You might not want to hear this, but there also HAVE been instances where the experienced and independent clinical evaluation of the APP has made a difference to the patient. You’ll just have to take my word for that.

Remember the graphs that Dr. Myers showed before the program kicked off – more “recent critical care” experience improves patient outcome, which is the end-all of why we exist. If the APPs can add that to our service mix, then it’s a good thing for everyone.

Stay safe!

CHIEF100 - 03/16/09 - 13:14
Comment by Ben Waller on March 16, 2009 at 6:25pm
Joe, you're making the mistake of assuming that paramedics should only ride ambulances. If an engine is arriving first the majority of the time, it may mean that in a system like Phoenix's, the paramedics work the engines with EMT-B's on the ambulances. Or...it may mean that it's a better use of the department's paramedics to cover 60% on paramedic engine companies (PECs) with the other 40% on ambulances staffed with one EMT-B or EMT-I and one paramedic. Even if the ratio is 50-50, putting half the paramedics on engine companies doubles the number of ALS units in the system and shortens ALS response times. I don't hear anyone arguing against shorter ALS response times being a bad thing, do I?

Ambulance-based paramedic systems inherently have slower response times than fire-based systems that include PECs, even if there is a 1:1 ratio of PECs to ambulances.
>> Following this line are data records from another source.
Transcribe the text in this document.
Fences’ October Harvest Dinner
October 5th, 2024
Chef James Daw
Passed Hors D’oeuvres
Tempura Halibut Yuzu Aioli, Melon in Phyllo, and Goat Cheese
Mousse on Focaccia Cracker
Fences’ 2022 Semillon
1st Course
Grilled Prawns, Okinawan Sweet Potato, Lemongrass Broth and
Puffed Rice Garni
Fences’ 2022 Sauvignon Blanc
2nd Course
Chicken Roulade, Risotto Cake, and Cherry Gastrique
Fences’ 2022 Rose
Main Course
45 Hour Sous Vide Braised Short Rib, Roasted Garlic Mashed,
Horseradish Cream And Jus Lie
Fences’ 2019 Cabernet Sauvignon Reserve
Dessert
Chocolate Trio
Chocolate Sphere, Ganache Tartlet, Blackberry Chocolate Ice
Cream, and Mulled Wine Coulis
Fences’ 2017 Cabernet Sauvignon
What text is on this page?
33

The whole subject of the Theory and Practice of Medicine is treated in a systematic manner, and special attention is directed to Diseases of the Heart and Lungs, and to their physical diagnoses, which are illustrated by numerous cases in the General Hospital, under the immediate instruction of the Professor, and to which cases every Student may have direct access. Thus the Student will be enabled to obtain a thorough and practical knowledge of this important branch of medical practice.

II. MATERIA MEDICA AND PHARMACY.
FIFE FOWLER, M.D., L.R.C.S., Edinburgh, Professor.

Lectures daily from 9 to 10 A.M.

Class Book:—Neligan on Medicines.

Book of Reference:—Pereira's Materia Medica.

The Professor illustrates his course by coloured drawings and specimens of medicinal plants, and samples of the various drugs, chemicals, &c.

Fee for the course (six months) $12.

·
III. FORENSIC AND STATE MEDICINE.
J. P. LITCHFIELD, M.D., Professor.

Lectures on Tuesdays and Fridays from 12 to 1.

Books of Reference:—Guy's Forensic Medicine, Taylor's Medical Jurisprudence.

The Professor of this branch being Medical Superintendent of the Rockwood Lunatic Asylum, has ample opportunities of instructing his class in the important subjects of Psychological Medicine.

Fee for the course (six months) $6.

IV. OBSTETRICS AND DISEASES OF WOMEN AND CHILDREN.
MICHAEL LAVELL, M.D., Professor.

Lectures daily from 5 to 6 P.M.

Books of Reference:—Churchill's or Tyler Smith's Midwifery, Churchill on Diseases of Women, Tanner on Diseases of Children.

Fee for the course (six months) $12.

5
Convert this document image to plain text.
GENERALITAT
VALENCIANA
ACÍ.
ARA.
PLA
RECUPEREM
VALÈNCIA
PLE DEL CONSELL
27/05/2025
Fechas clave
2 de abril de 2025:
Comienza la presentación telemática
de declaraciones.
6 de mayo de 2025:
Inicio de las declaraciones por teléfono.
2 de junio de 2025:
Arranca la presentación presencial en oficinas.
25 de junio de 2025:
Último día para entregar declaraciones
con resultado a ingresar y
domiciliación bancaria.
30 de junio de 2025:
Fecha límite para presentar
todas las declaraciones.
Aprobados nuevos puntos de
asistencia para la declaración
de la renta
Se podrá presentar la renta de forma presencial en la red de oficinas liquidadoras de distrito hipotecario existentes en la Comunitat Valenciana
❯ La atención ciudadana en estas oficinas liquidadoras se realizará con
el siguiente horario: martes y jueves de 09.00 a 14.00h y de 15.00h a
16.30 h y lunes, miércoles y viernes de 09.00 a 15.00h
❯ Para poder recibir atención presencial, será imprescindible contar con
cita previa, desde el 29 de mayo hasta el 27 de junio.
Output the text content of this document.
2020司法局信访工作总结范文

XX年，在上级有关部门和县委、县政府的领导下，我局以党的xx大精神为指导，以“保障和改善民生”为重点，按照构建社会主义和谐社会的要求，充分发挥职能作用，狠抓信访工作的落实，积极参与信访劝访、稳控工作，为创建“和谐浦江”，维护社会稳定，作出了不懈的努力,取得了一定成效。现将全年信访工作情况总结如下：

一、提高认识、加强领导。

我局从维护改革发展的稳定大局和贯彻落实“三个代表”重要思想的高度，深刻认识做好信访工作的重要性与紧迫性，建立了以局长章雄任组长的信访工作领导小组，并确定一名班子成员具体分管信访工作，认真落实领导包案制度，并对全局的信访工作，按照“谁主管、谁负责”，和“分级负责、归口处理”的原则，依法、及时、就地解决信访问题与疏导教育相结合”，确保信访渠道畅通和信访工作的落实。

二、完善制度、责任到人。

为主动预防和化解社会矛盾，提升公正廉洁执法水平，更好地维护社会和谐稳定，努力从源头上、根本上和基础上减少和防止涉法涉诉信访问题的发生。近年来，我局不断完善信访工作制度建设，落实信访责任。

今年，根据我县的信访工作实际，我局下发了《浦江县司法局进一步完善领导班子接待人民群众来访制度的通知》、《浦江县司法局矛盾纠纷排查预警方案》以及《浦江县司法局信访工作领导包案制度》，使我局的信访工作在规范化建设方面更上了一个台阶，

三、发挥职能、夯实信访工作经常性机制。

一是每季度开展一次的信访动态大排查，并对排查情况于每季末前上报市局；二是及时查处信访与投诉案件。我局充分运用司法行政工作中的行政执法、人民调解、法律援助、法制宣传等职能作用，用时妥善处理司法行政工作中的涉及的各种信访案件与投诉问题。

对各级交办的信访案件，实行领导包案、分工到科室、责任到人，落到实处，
The ambulances are often out of service while transporting, while the engines can get back in service more quickly, with a paramedic aboard, in their first due area. This is particularly true for no treatment/no transport calls and ALS no transports like hypoglycemia where the PEC can return the ambulance to service if it's not needed for transport.

Fire engines are more capable units than ambulances in terms of all-hazards response. Since we don't know whether the next call is EMS, fire, rescue, hazmat, or whatever, the engine is a more capable unit than the ambulance. I can do patient assessment and care from both the engine and ambulance. I can do scene size-up from both the engine and ambulance. I can extinguish a small fire and do minimal forcible entry from the ambulance. I can extinguish large fires and special hazards fires (foam required) and do a lot more forcible entry with the engine company. I can't block traffic without exposing the patient-load doors on an ambulance to oncoming traffic, but I can block traffic all day with the engine without exposing the transport unit at all. SCBA for emergency rescue and meeting the 2-in, 2-out rule - engine, check, ambulance, no way for even the rare ones that have SCBA.

Once again, EMS is run in whatever vehicle types the system chooses. EMS is a lot more than ambulances. See Wake County, Guilford County, Greenville County, Hamilton County, Pittsburgh, etc. for 3rd-service examples of this. You don't have to be a fire-based system to see that EMS is a lot more than just running ambulances.

And...if the engines are being used primarily for EMS responses, then those response numbers are not "inflated"...it's just another one of the calls they run. The numbers are not being used to justify more firefighting capability, they're being used to justify more all hazards capability...a capability in which no ambulance can hope to compare to a PEC.

Good all-hazards systems have adequate numbers of all types of vehicles, and properly maintain and replace all of them. My department operates more ambulances than engines, so it's pretty difficult to say that we inflate our numbers for the fire part of our job.

The bottom line is that assuming that paramedics should only respond by ambulance hasn't been shown to be valid. The ability to provide quality ALS care has nothing to do with the vehicle in which a paramedic responds.